The stories are not about the science of medicine. They seek to delve into the private world of those practising medicine, their victories and vulnerabilities.
“While medical researchers and doctors continue to wage a war against disease and death, tinker with man’s genetic code, reset the length of the telomere — the terminal chromosome — on human cells in a bid to prolong the human lifespan, the practice of medicine, however, is fast losing the singular divinity it was once celebrated for. The tearing of socio-economic fibres, the stresses and straints of greed
and commerce, political pressures, and the inequitable distribution of human knowledge has overrun
the garden of medicine,” writes Dr Agarwal in his introduction.

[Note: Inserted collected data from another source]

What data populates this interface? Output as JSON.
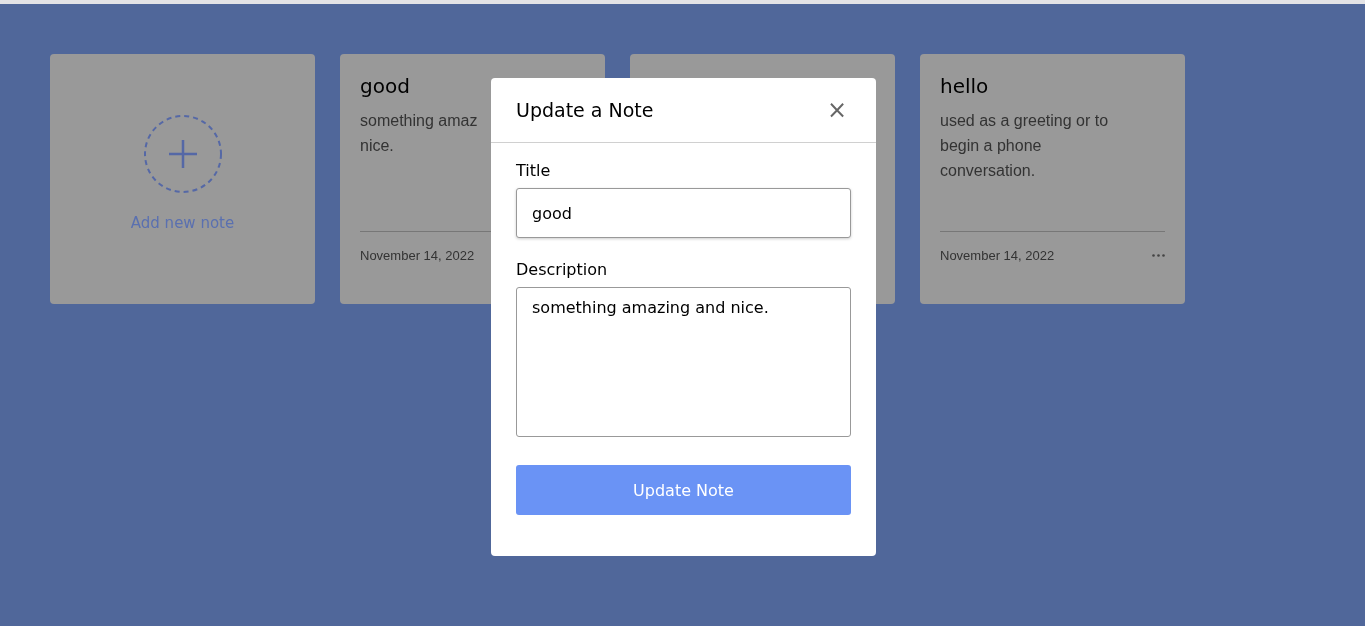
{
  "cards": [
    {
      "kind": "add",
      "label": "Add new note"
    },
    {
      "kind": "note",
      "title": "good",
      "description_lines": [
        "something amaz",
        "nice."
      ],
      "date": "November 14, 2022"
    },
    {
      "kind": "note"
    },
    {
      "kind": "note",
      "title": "hello",
      "description_lines": [
        "used as a greeting or to",
        "begin a phone",
        "conversation."
      ],
      "date": "November 14, 2022",
      "menu": true
    }
  ],
  "modal": {
    "title": "Update a Note",
    "close": "×",
    "fields": [
      {
        "kind": "input",
        "label": "Title",
        "value": "good"
      },
      {
        "kind": "textarea",
        "label": "Description",
        "value": "something amazing and nice."
      }
    ],
    "button": "Update Note"
  }
}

One of the finest stories in the book is A Hundred Lamps by Phanishwar Nath Renu, among the most successful and influential writers of modern Hindi literature in the post-Premchand era. It tells the tale of an idealistic doctor who struggles to save lives and bring comfort in hamlets of rural Bihar, against daunting odds. Its protagonist is Dr Prashant, a young man with an MBBS degree who turns down a government scholarship to go abroad and requests a minister to post him near Purnea, Bihar, where malaria and black fever cause a surge of deaths every year.
Though the story, excerpted from the Hindi novel Maila Anchal, was first published in 1954, many of the vignettes ring true even today. “That was Parvati’s mother. She’s a witch. She has devoured three families — didn’t spare a single soul! First her husband, then her brother-in-law and his wife, and after that her son and daughter. Now all she is left with is her grandson, and she has started eating him as well.”
This is the terrain Prashant, the young doctor, has to
navigate as he tries to live up to his own dreams. It is a
totally “new world”, he
confides in a letter to a friend. “I am presently carrying out a general survey and examining the blood samples of people. Pyaru tells me even the crows in this area are infected with malaria.” Through Prashant’s narrative, we see and experience the crests and troughs, the joys and the passions of a doctor who is trying to get used to being treated like a demi-god.
Mantra by Munshi Premchand is another powerful story. It is a compelling portrayal of a successful urban physician who loses and rediscovers his humanity through a series of accidents. The golf-playing Dr Chadha is too busy to attend to a seven-year-old child though his father, a poor man, begs him. The child dies. Years later, Dr Chadha’s son is saved by the same man whom the doctor had turned away. The story ends on a note of inner turmoil, with the doctor’s confession: “He had once come to me with a patient. I was going out for a game of golf and refused to see his patient. When I recall the events of that day, I feel so terribly guilty now. I shall find him, touch his feet and ask for forgiveness. I’m sure he won’t accept even a small gift.”
In another story, The Doppelganger, the protagonist continues to be haunted by what he went through as a young man.
A Hundred Lamps has its luminous moments. It also has its shadows. If there is one thing that disrupts the enjoyment of reading this book, it is the uneven quality of the stories in the anthology. Powerful stories which capture the agony, ardour and angst of physicians sit alongside weak narratives. This could be partly due to weak translation.
But on balance, it is a book I would recommend to anyone who wants a more rounded view of the medical profession. There are many books about doctors and by doctors, but these are mostly about those who practise overseas. It is to Dr Agarwal’s credit that he sought to contribute the rich and challenging experiences of Indian doctors in villages and cities to this genre.